Published online by Cambridge University Press: 28 May 2006
Many students of the arts and humanities probably first encounter the name of Jacques Lacan in one of the numerous studies of the French Structuralist movement, an intellectual paradigm which attained the zenith of its public success during the 1960s, and which has since occupied many an Anglo- American scholar's critical spotlight, either as a fashionable esoteric creed or as an original explanatory doctrine. Invariably associated with the contributions of Claude Lévi-Strauss, Roland Barthes, Michel Foucault, and Louis Althusser – the central quadrivium of Structuralism – Lacan's oeuvre has indeed frequently appeared as another influential instance of how Structuralist ideas managed to change the face of many research areas in the human and social sciences, in his case the field of Freudian psychoanalytic practice. Whereas his companions have been hailed or vilified for their Structuralist approaches to anthropology, literary criticism, philosophy, and politics, Lacan has entered history as the quintessential defender of the Structuralist cause in psychoanalysis, an acolyte so militant that he did not shrink from making the claim that Freud himself had always been an inveterate structuralist avant la lettre.

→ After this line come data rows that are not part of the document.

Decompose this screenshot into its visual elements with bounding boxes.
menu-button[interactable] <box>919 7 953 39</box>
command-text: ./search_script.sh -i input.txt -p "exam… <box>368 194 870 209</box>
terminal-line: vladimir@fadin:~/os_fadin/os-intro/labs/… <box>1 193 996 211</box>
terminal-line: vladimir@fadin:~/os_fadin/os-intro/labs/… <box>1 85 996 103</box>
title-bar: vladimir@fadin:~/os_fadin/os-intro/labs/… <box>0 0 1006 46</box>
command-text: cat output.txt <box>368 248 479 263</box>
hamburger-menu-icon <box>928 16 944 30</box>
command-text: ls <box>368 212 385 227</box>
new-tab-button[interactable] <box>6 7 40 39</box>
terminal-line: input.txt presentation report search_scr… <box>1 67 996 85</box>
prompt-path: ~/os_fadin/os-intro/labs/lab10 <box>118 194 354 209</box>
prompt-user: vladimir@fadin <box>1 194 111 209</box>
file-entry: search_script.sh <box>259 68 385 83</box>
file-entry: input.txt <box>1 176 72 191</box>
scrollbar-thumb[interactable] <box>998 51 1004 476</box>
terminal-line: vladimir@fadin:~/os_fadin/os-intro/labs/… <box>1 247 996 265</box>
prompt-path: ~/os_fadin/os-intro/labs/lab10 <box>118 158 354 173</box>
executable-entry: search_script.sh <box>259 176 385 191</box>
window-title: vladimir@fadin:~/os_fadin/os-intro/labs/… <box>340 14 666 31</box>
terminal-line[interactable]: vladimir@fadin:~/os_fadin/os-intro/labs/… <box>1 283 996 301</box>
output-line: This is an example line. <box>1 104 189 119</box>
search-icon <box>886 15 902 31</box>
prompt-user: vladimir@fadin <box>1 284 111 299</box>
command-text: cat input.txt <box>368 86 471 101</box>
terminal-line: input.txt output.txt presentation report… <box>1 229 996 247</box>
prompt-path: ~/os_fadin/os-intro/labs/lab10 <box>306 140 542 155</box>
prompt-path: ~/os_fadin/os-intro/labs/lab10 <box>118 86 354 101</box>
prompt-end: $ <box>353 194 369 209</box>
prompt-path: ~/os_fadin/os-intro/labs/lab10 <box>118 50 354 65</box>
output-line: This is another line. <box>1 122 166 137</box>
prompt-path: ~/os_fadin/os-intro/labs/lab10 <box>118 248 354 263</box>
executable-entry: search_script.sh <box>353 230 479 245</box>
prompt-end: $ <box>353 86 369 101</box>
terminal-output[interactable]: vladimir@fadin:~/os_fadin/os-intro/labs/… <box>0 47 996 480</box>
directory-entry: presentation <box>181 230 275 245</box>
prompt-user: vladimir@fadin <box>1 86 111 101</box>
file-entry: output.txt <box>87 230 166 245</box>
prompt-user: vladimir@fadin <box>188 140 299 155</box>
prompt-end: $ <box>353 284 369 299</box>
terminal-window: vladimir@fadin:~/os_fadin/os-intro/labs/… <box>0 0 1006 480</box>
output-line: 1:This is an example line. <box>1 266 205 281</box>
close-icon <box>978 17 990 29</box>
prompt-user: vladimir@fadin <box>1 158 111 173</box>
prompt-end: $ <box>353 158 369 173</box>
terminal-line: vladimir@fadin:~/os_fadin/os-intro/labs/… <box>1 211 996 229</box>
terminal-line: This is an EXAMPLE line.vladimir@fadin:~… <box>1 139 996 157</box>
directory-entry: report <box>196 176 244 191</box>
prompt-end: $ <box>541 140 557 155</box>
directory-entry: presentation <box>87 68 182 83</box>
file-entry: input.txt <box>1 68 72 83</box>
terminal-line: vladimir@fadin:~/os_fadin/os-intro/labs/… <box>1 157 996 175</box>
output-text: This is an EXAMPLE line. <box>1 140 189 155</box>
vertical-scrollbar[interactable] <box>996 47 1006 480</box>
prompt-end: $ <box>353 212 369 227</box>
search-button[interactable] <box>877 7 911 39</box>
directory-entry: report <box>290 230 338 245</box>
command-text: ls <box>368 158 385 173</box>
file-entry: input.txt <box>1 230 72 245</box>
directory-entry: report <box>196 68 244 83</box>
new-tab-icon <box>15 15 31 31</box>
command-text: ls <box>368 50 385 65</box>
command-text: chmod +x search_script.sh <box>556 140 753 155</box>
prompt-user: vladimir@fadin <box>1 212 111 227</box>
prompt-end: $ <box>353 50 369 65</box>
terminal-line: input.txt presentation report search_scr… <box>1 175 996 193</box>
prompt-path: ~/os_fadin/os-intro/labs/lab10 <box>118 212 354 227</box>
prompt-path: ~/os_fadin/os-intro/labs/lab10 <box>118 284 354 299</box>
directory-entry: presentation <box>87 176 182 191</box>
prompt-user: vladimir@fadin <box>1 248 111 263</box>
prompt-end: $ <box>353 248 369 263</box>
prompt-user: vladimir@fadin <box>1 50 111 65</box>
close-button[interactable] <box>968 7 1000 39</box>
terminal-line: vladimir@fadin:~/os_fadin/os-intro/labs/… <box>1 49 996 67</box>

The main reason for Lacan’s recognition, and his intermittent selfidentification as a Structuralist is situated in his allegiance to the basic principles of Structuralist linguistics, as inaugurated by Ferdinand de Saussure in his famous Course in General Linguistics, published posthumously in 1916, and as elaborated from the late 1920s by Roman Jakobson, founding member and chief representative of the Prague Linguistic Circle.